Le montant est un peu plus élevé que les 908 milliards de dollars proposés récemment par un petit groupe de parlementaires démocrates et républicains, et qui servait de base aux négociations. “Des négociations émanant des deux partis sont le meilleur espoir pour une solution soutenue par les deux partis”, ont balayé, dans un communiqué commun, Nancy Pelosi, la cheffe des démocrates à la Chambre des représentants, et Chuck Schumer, le patron des sénateurs démocrates.
Et d’enfoncer le clou: “La proposition du président commence par réduire l’offre d’indemnisation du chômage actuellement discutée par les membres de la Chambre et du Sénat de 180 milliards de dollars à 40 milliards”, regrettent les deux parlementaires. “C’est inacceptable.”
Ce rejet des deux leaders démocrates jette à nouveau une dose d’incertitude sur l’adoption d’un plan de relance supplémentaire avant l’investiture du démocrate Joe Biden le 20 janvier, au moment même où la résurgence de la pandémie de Covid-19 incite les Etats à restreindre l’activité économique. Le temps presse car des millions d’Américains parmi les plus vulnérables ne percevront plus aucune aide fédérale ou de leur Etat à compter du 26 décembre.
De nombreux ménages courent également le risque d’être éjectés de chez eux à la fin de l’année, faute d’acquitter leur loyer.

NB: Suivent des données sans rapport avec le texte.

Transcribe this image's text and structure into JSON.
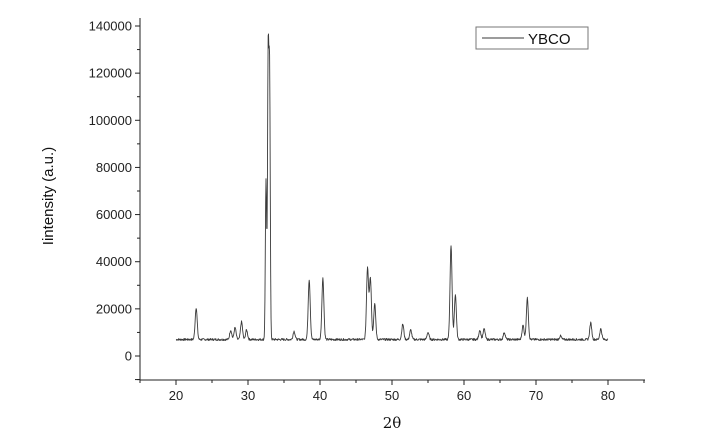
{
  "chart_data": {
    "type": "line",
    "xlabel": "2θ",
    "ylabel": "Iintensity (a.u.)",
    "xlim": [
      15,
      85
    ],
    "ylim": [
      -10000,
      140000
    ],
    "xticks": [
      "20",
      "30",
      "40",
      "50",
      "60",
      "70",
      "80"
    ],
    "yticks": [
      "0",
      "20000",
      "40000",
      "60000",
      "80000",
      "100000",
      "120000",
      "140000"
    ],
    "grid": false,
    "legend_position": "top-right",
    "series": [
      {
        "name": "YBCO",
        "color": "#3a3a3a",
        "baseline": 7000,
        "x_range": [
          20,
          80
        ],
        "peaks": [
          {
            "x": 22.8,
            "y": 20500
          },
          {
            "x": 27.6,
            "y": 11000
          },
          {
            "x": 28.2,
            "y": 12000
          },
          {
            "x": 29.1,
            "y": 14500
          },
          {
            "x": 29.8,
            "y": 11000
          },
          {
            "x": 32.5,
            "y": 75000
          },
          {
            "x": 32.8,
            "y": 126000
          },
          {
            "x": 33.0,
            "y": 118000
          },
          {
            "x": 36.4,
            "y": 10500
          },
          {
            "x": 38.5,
            "y": 32500
          },
          {
            "x": 40.4,
            "y": 33000
          },
          {
            "x": 46.6,
            "y": 37500
          },
          {
            "x": 47.0,
            "y": 33000
          },
          {
            "x": 47.6,
            "y": 22000
          },
          {
            "x": 51.5,
            "y": 13500
          },
          {
            "x": 52.6,
            "y": 11000
          },
          {
            "x": 55.0,
            "y": 10000
          },
          {
            "x": 58.2,
            "y": 47000
          },
          {
            "x": 58.8,
            "y": 26000
          },
          {
            "x": 62.2,
            "y": 11000
          },
          {
            "x": 62.8,
            "y": 11500
          },
          {
            "x": 65.6,
            "y": 10000
          },
          {
            "x": 68.2,
            "y": 13000
          },
          {
            "x": 68.8,
            "y": 24500
          },
          {
            "x": 73.4,
            "y": 8500
          },
          {
            "x": 77.6,
            "y": 14000
          },
          {
            "x": 79.0,
            "y": 11500
          }
        ]
      }
    ]
  }
}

Les discussions piétinent depuis des mois et avaient récemment repris. M. Biden avait lui-même insisté sur la nécessité d’aider les ménages les plus vulnérables et les entreprises à sortir de cette situation, et d’éviter que la crise économique actuelle ne s’auto-alimente. Il s’agit seulement, pour le président élu, d’un “acompte”, avant un vaste plan de relance qui pourrait être présenté rapidement après son entrée à la Maison Blanche.